Frequently asked questions about salt in the WHO European Region

What are the risks of high salt consumption?

Scientific evidence has revealed that it is a major factor in increasing risk factors for noncommunicable diseases (NCDs), such as high blood pressure, throughout the European Region. High blood pressure is strongly associated with cardiovascular diseases and may also be linked to other NCDs, such as renal disease.

What foods should I avoid?

  • Processed foods, such as ready-to-eat meals and snacks, have been identified as some of the top sources of salt intake in the WHO European Region, but bread and dairy products such as cheese should also be taken into account.
  • Foods from fast-food chains and restaurants also are recognized as being high in salt, as well as fats and sugars.

What is the recommended daily intake of salt for adults?

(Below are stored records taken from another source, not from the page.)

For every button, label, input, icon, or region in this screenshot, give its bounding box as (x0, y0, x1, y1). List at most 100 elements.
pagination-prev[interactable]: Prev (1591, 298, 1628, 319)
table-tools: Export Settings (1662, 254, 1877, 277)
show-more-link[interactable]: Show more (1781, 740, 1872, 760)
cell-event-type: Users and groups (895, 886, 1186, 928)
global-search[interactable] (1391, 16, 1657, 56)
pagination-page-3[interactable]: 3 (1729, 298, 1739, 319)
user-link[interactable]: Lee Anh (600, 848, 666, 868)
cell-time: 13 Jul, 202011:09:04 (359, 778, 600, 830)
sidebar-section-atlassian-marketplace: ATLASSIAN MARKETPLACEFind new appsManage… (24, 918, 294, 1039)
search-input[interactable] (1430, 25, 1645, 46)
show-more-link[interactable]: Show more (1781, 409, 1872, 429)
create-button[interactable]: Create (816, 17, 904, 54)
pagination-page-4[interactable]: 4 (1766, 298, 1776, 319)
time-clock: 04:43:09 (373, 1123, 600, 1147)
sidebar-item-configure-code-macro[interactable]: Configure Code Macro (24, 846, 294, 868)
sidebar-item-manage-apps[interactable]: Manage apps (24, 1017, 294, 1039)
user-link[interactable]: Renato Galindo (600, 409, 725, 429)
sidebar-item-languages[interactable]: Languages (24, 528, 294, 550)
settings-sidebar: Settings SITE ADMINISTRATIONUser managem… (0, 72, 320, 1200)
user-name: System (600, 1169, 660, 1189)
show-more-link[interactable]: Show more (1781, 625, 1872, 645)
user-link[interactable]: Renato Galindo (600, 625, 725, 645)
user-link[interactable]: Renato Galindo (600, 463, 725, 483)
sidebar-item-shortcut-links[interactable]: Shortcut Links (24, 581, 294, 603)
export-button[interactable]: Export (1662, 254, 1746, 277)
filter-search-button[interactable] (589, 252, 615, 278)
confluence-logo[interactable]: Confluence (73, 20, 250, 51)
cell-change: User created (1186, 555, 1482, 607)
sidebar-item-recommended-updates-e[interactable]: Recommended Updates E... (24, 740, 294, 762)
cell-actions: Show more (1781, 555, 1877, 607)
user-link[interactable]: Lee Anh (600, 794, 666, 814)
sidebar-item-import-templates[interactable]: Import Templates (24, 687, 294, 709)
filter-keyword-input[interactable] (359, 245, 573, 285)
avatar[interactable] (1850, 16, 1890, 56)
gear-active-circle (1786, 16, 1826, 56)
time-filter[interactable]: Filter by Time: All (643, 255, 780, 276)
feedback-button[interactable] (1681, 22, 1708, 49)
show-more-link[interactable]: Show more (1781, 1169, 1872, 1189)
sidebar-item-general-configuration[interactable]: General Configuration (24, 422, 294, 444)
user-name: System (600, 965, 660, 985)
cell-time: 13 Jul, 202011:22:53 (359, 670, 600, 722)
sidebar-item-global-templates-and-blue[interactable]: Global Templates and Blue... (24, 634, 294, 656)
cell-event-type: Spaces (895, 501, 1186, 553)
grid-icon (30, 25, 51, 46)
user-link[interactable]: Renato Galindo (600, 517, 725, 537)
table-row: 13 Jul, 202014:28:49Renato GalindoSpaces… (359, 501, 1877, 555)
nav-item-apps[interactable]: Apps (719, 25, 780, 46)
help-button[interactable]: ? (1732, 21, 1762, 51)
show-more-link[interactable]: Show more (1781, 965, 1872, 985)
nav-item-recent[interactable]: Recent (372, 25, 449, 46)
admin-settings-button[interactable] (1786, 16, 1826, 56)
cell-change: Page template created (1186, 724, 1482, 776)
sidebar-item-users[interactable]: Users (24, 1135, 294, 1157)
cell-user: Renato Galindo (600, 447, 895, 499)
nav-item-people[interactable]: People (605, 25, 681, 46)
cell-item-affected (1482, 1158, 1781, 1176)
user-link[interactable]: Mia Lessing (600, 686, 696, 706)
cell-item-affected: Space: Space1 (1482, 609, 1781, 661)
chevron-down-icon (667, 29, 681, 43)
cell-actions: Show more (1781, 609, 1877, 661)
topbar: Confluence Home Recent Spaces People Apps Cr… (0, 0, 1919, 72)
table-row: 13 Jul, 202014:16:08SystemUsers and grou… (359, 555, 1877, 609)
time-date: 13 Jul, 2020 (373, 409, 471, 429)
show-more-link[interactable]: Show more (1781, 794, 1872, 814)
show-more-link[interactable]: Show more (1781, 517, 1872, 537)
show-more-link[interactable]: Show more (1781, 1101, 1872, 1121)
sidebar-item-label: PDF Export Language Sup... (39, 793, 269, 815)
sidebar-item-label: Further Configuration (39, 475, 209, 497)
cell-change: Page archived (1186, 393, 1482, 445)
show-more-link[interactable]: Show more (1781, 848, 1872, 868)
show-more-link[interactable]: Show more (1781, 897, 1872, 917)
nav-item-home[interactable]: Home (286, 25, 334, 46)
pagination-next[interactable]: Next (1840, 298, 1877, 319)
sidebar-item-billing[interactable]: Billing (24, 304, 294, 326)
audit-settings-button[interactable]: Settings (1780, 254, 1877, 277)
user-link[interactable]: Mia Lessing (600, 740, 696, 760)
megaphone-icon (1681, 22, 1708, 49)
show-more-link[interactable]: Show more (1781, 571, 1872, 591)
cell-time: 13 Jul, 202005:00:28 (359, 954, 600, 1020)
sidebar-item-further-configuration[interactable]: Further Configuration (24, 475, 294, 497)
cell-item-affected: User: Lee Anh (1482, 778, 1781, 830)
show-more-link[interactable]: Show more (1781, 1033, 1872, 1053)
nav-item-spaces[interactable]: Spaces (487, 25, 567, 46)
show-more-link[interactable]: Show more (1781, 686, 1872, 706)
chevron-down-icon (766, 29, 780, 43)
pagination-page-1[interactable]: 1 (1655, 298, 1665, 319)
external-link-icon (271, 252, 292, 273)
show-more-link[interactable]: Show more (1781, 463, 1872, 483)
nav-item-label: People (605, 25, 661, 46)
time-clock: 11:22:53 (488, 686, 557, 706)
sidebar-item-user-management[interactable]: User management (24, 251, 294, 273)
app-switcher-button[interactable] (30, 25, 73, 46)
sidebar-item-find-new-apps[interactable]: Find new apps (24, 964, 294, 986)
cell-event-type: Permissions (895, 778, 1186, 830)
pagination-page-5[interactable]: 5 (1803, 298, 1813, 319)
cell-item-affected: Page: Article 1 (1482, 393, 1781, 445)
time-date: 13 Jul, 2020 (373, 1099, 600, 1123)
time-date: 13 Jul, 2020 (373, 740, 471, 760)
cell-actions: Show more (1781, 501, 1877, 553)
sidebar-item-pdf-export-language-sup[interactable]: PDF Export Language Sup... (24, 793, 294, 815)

  • WHO recommends an intake of less than 5 g per day (the equivalent of approximately 1 teaspoon of salt per day) to avoid cardiovascular diseases.
  • Health and food safety authorities agree that most Europeans’ daily intake (about 8–11 g) far exceeds the recommended level.

What is the maximum acceptable daily salt intake for children?

  • For children aged 0–9 months, no salt should be added to food.
  • For children aged 18 months to 3 years, salt intake should be no more than 2 g per day.
  • For children aged 7–10 years, salt intake should be no more than 5 g per day.

How much control do I have over my salt intake?

In Europe, about 70–75% of all salt consumed is hidden in processed foods or other products of the food industry, which are not under the consumer’s control. People add the remaining 25–30% at the table.

What action is being taken in the European Region to control high salt intake?

  • WHO/Europe has listed salt reduction as one of the five priority interventions in the new Action Plan for the Implementation of the European Strategy on the Prevention and Control of Noncommunicable Diseases (2012–2016).
  • The WHO European Action Plan for Food and Nutrition Policy 2007–2012 includes promoting the reformulation of mainstream food products to reduce salt and ensure the availability of healthier options.
  • WHO/Europe supports the European salt action network, which consists of 23 Member States in the Region, led by the United Kingdom. The network enables countries to share their experience with salt-reduction efforts, and to provide information and technical expertise.

What is salt’s role in preventing iodine deficiency disorder?

  • Salt iodization remains an important strategy for eliminating iodine deficiency, as salt is widely consumed and its production is easy to monitor, and iodization does not affect its sensorial characteristics and is relatively inexpensive.
  • Every European country endorsed the goal of eliminating iodine deficiency at the 1992 World Health Assembly. Although, great progress has been made globally since that time, the European Region has the lowest coverage of salt iodization of all WHO regions.